Unlike conventional tyres, the Tweel has no air, thereby solving what had seemed to be the unavoidable challenge of chronic flat tyres that plagues the landscape, construction, contracting, refuse/recycling and agricultural industries.
With the Michelin X Tweel you can say goodbye to flat tyres.
The airless radial tyre is a single unit that replaces the current tyre and wheel assembly.
There is no need for complex mounting equipment and once they are bolted on, there is no air pressure to maintain.
The unique energy transfer within the poly-resin spokes helps reduce the “bounce” associated with pneumatic tyres, while providing outstanding handling characteristics.

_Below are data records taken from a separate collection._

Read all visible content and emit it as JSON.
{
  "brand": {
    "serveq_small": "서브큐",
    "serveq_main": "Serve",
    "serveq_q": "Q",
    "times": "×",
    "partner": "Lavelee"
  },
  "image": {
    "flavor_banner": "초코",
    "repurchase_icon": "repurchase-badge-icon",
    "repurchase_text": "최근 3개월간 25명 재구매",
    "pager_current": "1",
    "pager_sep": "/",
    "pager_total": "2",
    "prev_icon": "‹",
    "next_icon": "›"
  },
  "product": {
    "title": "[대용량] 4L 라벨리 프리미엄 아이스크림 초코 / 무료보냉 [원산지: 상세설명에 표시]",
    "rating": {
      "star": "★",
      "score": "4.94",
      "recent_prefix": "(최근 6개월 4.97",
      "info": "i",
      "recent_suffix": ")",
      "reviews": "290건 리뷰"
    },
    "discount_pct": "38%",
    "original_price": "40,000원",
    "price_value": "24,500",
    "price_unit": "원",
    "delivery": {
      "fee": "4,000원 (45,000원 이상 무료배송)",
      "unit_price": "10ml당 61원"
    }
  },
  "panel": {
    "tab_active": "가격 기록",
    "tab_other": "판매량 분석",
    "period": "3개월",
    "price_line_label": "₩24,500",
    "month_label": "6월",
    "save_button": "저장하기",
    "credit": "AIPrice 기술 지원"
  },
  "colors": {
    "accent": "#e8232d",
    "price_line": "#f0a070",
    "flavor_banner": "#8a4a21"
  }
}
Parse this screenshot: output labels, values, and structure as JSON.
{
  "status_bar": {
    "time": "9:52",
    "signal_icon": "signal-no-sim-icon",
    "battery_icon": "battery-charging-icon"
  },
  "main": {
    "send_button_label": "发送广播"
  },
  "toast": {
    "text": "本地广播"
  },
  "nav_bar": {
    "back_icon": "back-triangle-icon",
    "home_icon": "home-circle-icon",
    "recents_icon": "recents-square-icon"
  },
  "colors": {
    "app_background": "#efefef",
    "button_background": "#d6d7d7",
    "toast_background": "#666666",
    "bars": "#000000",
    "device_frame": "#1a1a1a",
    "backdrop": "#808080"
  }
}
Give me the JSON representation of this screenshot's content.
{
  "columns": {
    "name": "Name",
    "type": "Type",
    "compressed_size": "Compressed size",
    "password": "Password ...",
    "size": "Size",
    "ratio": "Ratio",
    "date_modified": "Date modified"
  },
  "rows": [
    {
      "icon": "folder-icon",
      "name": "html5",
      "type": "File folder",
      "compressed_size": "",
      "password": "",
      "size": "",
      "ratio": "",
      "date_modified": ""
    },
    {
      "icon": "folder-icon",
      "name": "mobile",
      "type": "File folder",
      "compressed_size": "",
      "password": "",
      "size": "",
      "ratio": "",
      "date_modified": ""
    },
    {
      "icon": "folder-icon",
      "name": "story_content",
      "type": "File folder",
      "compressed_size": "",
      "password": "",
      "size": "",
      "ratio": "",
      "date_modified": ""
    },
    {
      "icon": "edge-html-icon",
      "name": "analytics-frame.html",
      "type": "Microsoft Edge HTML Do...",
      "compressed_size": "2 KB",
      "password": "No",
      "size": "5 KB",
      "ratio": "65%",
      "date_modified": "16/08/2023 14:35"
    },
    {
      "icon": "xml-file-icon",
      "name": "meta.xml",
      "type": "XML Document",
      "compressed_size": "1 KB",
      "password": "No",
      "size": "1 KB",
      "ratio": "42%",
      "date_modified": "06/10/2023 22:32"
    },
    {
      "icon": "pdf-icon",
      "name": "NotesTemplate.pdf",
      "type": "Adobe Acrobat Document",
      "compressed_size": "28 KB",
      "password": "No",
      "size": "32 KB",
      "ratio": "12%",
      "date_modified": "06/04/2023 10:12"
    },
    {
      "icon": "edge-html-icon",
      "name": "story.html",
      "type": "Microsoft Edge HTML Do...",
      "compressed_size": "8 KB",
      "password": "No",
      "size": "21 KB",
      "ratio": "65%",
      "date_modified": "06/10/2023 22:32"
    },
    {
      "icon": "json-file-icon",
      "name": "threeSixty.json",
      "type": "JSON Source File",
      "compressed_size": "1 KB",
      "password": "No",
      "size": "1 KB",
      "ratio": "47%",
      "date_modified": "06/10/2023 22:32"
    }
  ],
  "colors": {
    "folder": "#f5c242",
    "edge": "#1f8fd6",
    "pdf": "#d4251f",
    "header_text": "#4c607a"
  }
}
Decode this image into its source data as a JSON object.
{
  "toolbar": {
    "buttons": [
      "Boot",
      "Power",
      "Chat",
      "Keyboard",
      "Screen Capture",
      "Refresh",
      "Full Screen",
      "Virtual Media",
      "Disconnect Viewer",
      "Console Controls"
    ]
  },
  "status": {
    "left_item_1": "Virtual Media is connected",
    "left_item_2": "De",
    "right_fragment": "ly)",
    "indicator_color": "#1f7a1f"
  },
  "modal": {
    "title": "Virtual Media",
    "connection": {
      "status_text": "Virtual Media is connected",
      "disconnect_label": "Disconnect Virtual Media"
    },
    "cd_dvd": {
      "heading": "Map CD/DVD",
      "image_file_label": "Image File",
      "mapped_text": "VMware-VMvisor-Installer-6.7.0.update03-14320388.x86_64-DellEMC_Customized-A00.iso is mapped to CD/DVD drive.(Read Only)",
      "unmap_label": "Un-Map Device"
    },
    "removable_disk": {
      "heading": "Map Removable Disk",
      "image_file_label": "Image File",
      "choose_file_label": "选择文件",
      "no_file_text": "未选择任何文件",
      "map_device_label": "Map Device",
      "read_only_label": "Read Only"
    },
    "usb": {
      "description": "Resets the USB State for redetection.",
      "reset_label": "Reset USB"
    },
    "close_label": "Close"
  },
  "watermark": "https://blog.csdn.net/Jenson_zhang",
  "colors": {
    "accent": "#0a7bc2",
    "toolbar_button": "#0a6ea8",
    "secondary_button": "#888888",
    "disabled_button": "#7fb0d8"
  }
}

They are designed to perform like pneumatic tyres, without the inconvenience and downtime caused by flat tyres.
Michelin X Tweel tyres have been adapted to a range of different machines, covering turf care, skid steers and light construction, ATVs and UTVs, and golf carts.
THE NEXT STEP
Showing how revolutionary Michelin’s Tweel tyre technology is, the company recently worked on a project to develop an airless tyre for a future lunar vehicle alongside team members from aerospace and defense company Northrop Grumman. Working within the framework of a tender from NASA, a model of the future lunar vehicle was revealed to the general public for the first time at the Consumer Electronic Show (CES) in Las Vegas.
The aim was to develop a tyre capable of resisting the extreme conditions at the lunar pole in order to make it easier to explore the lunar surface and allow a sustainable presence on the moon in 2025, and ultimately on Mars.
The Artemis program developed by NASA plans to send one man and one woman to the Moon in 2025. The two astronauts will travel around in a new lunar vehicle, looking for a site suitable for setting up a base.
Michelin says that participating in this adventure and accompanying these exploration works are in line with the company’s purpose and its passion for mobility.
This is an opportunity to acquire new knowledge in terms of mobility solutions and further stimulate Michelin’s unique capacities for innovation.
In order to design an airless tyre solution suited to the lunar terrain vehicle, in addition to its experience acquired during previous collaborations with NASA, Michelin will rely on its expertise in high-technology materials and on the know-how acquired in the development of airless solutions for extreme applications.